Beim T2K-Experiment wird vom J-Parc an der japanischen Ostküste ein Myon-Neutrinostrahl in Richtung des 295 km entfernten, unterirdisch verlegten Super-Kamiokande-Detektors geschickt. Der Detektor besteht aus einem mit 50'000 t Wasser gefüllten Tank, an dessen Innenwand rund 11'200 hochempfindliche Lichtsensoren (Fotomultiplikatoren) befestigt sind. Die Neutrinos fliegen durch das Wasser im Detektor und erzeugen dabei Tscherenkow-Strahlung, die Auskunft über die Art der Neutrinos gibt. Mit dem Experiment wollen die Wissenschafter die sogenannte Neutrino-Oszillation, die Umwandlung einer Neutrinosorte in eine andere, untersuchen. Eine der Hauptaufgaben des Experiments ist der Nachweis von Elektron-Neutrinos.
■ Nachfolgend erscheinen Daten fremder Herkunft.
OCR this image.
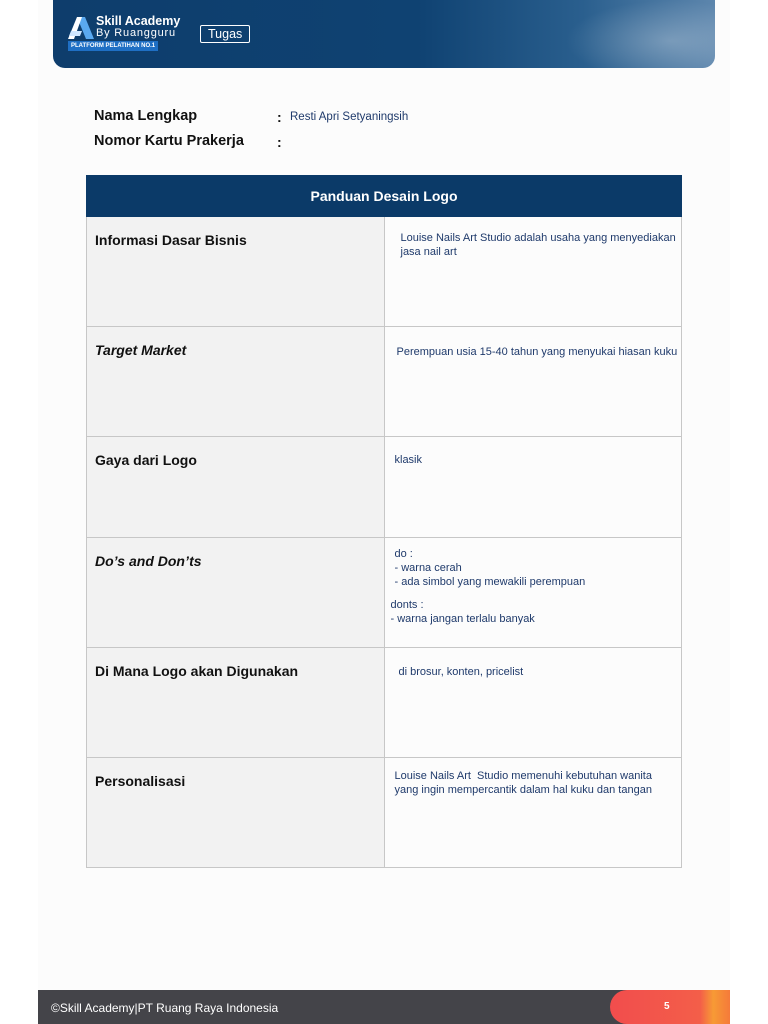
Skill Academy
By Ruangguru
PLATFORM PELATIHAN NO.1
Tugas
Nama Lengkap	: Resti Apri Setyaningsih
Nomor Kartu Prakerja :
Panduan Desain Logo	

Informasi Dasar Bisnis	Louise Nails Art Studio adalah usaha yang menyediakan jasa nail art

Target Market	Perempuan usia 15-40 tahun yang menyukai hiasan kuku

Gaya dari Logo	klasik

Do’s and Don’ts	do :
- warna cerah
- ada simbol yang mewakili perempuan
donts :
- warna jangan terlalu banyak

Di Mana Logo akan Digunakan	di brosur, konten, pricelist

Personalisasi	Louise Nails Art  Studio memenuhi kebutuhan wanita yang ingin mempercantik dalam hal kuku dan tangan
©Skill Academy|PT Ruang Raya Indonesia	5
Der Neutrino-Oszillation weltweit auf den Fersen

Neben dem T2K-Experiment gibt es auch andere Forschungseinrichtungen, die mit Hilfe von Teilchenbeschleunigern den Hintergründen der Neutrino-Oszillation auf der Spur sind. Im Mai vor einem Jahr konnte im Opera-Detektor im italienischen Gran Sasso höchst wahrscheinlich ein erstes Tau-Neutrino nachgewiesen werden. Am Experiment beteiligt ist das Kernforschungszentrum Cern bei Genf. Ein ähnliches Experiment (Minos) steht in den USA. Hier sendet ein Beschleuniger des Fermilab in der Nähe von Chicago einen Neutrinostrahl zum rund 750 km nordwestlich gelegenen Detektor in den Soudanminen im Norden Minnesotas. Das Fermilab plant zudem den Bau einer weiteren Forschungseinrichtung namens Nova.

Kernkraftwerk als Neutrinoquelle

Ein anderes Konzept für die Untersuchung der Neutrino-Oszillation benutzen beispielsweise die Experimente Double-Chooz in Frankreich und Daya-Bay in China. Wie sich aus den Namen ableiten lässt, werden die dortigen Kernkraftwerke als Neutrinoquelle herangezogen. Denn beim Zerfall der Spaltprodukte im Kernbrennstoff entstehen als Nebenprodukt Anti-Elektron-Neutrinos. Wie auch bei den beschleunigergespeisten Experimenten werden die Neutrinos mit einem quellennahen und einem quellenfernen Detektor untersucht und verglichen. Die Distanz zwischen Reaktorkern und dem fernerem Detektor beträgt im Falle von Double-Chooz rund einen Kilometer und bei Daya-Bay zwei bis drei Kilometer. Die Anti-Neutrinos haben bis zum nahen Detektor noch nicht die Möglichkeit, sich in eine andere Sorte umzuwandeln. Der zweite Detektor ist dagegen in einem grösseren Abstand platziert, in dem Umwandlungen wahrscheinlicher werden. Die Detektoren können ausschliesslich die in den Kernreaktoren erzeugten Anti-Neutrinos messen. Misst man im fernen Detektor weniger Neutrinos, als durch die «Abstandsverdünnung» erwartet, kann man davon ausgehen, dass sich die Anti-Elektron-Neutrinos teilweise in eine andere Sorte umgewandelt haben.